If you make a mistake: Realise it. Accept it. Move on.
You could think about it only to realise what went wrong and what you need to do to not make the same mistake anymore. This exercise will give your Chimp little room to play with if it tries to remind you of past “failures”.
“Every second you dwell on the past you steal from your future. Every minute you spend focusing on your problems you take away from finding your solutions.”
— Robin Sharma
4) Focus on the things you have control over.
What your manager, client or colleague says or does to you, is out of your control. How you react, act and think about situations, is in your control.
Focus on things you can control, like your work ethic, your values and your reactions to things.
Build up a tally, just like the accomplishments exercise, of design exercises, gym visits or any other activity to improve yourself. This way you can build confidence on the fact that you are taking action and you can show your Chimp it’s fine not to worry about everything.

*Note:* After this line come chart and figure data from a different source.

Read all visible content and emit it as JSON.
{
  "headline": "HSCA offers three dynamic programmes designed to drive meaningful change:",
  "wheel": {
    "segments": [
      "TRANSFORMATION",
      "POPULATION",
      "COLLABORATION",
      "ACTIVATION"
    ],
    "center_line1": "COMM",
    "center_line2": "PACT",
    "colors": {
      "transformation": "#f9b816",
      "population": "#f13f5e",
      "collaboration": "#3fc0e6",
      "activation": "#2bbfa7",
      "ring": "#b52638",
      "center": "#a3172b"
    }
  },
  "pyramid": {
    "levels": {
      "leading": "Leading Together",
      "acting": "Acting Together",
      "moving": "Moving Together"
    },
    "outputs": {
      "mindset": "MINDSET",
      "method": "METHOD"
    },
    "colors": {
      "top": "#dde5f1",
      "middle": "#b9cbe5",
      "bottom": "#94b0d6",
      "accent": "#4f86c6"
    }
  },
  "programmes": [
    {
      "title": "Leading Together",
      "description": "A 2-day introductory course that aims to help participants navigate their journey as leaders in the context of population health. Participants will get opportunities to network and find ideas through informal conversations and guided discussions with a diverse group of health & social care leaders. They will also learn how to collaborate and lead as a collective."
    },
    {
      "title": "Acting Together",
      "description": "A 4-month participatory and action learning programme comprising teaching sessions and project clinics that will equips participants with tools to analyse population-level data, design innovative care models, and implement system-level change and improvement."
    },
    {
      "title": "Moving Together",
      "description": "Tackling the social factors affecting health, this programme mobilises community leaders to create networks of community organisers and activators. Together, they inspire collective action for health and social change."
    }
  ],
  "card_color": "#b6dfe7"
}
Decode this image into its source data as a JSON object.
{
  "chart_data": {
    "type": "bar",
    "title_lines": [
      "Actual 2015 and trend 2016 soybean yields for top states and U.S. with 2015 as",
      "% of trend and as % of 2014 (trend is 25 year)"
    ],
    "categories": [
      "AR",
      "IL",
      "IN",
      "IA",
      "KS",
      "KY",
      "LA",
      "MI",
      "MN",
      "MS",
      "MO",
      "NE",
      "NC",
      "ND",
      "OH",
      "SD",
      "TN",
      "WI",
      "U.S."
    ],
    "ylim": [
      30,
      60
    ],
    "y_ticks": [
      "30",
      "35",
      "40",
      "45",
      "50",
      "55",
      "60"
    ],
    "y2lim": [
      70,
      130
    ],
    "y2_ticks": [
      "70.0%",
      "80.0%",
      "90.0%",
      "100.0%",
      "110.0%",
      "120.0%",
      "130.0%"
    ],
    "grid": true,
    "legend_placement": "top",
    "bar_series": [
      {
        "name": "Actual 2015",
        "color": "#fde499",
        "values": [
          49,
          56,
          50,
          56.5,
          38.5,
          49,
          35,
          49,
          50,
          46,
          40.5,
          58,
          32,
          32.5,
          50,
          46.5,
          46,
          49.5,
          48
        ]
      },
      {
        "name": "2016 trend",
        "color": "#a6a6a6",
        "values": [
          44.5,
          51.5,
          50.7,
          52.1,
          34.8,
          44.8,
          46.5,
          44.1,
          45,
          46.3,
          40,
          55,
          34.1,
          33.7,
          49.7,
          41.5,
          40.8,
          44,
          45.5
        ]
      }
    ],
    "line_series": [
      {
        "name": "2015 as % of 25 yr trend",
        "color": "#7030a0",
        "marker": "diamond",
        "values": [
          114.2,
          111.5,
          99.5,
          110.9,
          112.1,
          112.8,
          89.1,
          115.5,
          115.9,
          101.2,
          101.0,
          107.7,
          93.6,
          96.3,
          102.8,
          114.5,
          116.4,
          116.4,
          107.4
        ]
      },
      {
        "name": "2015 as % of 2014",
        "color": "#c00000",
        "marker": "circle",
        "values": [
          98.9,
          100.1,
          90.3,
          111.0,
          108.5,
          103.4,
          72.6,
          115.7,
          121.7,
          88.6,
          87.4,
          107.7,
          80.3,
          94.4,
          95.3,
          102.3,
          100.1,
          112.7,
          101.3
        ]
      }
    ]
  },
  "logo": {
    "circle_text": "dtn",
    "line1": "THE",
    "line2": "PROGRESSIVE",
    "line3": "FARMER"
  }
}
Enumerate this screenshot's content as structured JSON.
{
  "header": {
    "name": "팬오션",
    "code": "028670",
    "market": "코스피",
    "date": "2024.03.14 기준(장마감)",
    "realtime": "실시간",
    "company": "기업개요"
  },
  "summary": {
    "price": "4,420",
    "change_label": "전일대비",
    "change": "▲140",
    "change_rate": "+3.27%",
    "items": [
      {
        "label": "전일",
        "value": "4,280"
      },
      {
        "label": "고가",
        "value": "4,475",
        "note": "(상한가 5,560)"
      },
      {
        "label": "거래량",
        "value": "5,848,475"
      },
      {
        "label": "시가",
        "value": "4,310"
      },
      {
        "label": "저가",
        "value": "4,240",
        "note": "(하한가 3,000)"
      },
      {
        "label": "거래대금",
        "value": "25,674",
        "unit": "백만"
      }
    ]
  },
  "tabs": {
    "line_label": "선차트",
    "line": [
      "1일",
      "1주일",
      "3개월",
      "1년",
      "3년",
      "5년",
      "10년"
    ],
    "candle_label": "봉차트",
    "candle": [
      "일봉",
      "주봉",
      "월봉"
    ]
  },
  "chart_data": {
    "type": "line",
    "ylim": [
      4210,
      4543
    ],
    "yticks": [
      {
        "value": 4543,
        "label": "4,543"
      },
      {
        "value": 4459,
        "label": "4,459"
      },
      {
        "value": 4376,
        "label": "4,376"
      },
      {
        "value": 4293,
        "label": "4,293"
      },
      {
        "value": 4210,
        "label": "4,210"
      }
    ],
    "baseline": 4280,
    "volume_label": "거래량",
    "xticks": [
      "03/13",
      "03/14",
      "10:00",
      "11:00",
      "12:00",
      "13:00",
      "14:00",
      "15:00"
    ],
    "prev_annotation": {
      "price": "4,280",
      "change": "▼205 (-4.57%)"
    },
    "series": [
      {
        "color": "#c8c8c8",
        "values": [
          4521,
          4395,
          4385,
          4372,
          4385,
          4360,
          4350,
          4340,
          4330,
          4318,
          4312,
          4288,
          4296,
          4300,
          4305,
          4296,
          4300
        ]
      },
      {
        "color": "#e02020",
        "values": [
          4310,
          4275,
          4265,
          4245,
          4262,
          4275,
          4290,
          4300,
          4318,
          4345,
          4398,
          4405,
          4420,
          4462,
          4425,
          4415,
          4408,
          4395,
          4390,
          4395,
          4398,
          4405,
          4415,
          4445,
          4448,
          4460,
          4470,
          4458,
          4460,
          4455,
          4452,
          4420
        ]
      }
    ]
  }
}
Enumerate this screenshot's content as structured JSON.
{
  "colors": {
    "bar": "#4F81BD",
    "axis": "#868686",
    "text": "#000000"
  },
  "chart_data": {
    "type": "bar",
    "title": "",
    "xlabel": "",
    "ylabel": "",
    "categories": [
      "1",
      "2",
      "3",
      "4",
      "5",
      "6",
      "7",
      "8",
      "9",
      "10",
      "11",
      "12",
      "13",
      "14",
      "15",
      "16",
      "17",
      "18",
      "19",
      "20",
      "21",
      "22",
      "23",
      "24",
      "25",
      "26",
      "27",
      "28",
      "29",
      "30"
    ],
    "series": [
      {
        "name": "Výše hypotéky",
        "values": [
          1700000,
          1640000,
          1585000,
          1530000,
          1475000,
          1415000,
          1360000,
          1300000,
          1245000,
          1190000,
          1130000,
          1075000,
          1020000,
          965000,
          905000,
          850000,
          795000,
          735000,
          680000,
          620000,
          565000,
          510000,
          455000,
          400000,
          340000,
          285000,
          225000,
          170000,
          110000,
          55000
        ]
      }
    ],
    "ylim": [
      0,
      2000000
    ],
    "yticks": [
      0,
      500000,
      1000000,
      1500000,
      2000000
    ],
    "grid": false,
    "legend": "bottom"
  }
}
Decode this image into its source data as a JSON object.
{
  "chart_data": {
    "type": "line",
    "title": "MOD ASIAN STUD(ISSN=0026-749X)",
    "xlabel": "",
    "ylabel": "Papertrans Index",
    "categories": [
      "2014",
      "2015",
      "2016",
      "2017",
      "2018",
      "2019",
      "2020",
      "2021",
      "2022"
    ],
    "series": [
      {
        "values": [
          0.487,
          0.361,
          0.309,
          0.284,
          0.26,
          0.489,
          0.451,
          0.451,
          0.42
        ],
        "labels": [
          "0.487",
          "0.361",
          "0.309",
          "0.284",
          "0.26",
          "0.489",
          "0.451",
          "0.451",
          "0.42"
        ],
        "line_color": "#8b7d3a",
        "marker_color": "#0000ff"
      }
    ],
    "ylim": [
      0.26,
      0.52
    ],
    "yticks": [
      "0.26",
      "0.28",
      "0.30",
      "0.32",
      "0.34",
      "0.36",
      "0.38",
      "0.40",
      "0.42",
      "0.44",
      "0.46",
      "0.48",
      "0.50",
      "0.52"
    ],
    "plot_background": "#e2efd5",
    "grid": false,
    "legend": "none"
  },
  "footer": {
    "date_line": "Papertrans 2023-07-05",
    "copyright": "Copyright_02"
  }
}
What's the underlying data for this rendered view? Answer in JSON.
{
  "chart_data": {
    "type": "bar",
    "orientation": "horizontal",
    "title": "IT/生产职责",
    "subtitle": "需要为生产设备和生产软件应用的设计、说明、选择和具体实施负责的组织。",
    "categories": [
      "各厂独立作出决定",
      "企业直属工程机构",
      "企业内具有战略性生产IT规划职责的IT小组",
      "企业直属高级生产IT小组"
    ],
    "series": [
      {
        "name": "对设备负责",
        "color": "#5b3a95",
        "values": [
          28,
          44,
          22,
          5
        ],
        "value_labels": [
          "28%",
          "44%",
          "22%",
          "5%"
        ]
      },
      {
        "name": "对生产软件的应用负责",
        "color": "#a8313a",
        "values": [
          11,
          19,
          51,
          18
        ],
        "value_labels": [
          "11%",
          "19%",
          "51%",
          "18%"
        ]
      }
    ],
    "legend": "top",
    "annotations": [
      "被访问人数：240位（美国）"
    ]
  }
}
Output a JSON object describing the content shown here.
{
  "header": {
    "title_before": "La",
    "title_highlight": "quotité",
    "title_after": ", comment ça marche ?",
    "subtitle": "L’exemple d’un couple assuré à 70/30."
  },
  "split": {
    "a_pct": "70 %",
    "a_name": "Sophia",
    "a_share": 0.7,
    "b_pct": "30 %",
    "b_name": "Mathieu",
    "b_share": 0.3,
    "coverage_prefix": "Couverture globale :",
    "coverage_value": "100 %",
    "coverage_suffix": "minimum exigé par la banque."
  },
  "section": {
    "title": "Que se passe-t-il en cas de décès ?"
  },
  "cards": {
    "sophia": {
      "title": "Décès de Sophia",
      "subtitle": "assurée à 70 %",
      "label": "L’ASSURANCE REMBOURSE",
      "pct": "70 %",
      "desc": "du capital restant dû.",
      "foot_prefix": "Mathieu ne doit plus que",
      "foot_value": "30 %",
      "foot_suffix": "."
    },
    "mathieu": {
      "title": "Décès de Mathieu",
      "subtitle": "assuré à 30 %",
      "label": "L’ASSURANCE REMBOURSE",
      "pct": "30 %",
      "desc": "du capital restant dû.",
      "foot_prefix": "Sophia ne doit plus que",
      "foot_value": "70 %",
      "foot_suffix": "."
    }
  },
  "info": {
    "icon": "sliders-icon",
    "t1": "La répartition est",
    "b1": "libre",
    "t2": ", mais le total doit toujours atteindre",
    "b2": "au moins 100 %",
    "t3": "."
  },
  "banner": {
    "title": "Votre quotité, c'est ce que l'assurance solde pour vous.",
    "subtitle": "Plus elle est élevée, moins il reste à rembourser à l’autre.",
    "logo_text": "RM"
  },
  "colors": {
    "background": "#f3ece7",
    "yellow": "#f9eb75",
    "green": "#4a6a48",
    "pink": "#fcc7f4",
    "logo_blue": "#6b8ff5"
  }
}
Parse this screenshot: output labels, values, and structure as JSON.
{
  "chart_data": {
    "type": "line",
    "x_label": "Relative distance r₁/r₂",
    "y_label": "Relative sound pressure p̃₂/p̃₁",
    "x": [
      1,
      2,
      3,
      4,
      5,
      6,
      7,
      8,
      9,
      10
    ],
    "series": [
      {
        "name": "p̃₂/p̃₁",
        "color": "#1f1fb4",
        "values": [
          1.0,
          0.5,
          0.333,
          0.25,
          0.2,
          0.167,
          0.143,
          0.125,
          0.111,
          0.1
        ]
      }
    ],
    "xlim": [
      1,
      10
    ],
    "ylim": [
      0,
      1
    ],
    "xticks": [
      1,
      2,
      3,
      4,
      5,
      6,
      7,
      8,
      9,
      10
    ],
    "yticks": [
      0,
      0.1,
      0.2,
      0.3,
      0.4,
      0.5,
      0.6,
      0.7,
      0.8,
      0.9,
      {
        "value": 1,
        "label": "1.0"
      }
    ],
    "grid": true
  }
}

“You may not control all the events that happen to you, but you can decide not to be reduced by them.”
— Maya Angelou
5) Always do your best and be realistic with it
This is one of the lessons I’ve learned from Kevin Hart: there’s a way to be confident almost instantly, and it’s by doing your best.
But there’s a caveat:
This only works if you’re realistic with assessing your own best, not someone else’s.
I know that for most of us it’s easy to find a better designer out there on any social media platform, or even at work. But making a comparison with others will only skew your expectations. Only compare your best to your best from yesterday.
“ Did I do my best today, given the mood and the circumstances I’m in?”
If the answer even remotely resembles a yes, you won. Now some confidence currency goes into your confidence bank. If the answer is no, so what? Pull yourself up, dust yourself off. You’ll have tomorrow to do better.
Your Chimp brain will thank you for feeling better about itself.
“To be yourself in a world that is constantly trying to make you something else is the greatest accomplishment.”
— Ralph Waldo Emerson
6) Help someone out
Making someone else feel better triggers the hormones called dopamine, oxytocin and serotonin. This interesting hormone cocktail also takes the name of “ Happiness Trifecta”.
A research study shows that altruism affects the person that’s being helped as well as the helper, giving birth to the ultimate win-win situation. Being helpful and altruistic is a quick confidence booster.
This is where your designer superpower comes in in the form of empathy. Being useful and supportive puts you in a more confident state.
Ask a colleague if they could use a hand or are stuck on a problem, you can help them get unstuck and boost your confidence at the same time.
Ironically, chimps are naturally altruistic, so your Chimp will oblige to this.
“Only those who have learned the power of sincere and selfless contribution experience life’s deepest joy: true fulfillment.”
— Tony Robbins
Focusing on your hard skills will only get you so far, the best designers out there have more than just wireframing or visual design skills. If you want to improve your life and work, you need to focus on the skills that make you a better human being.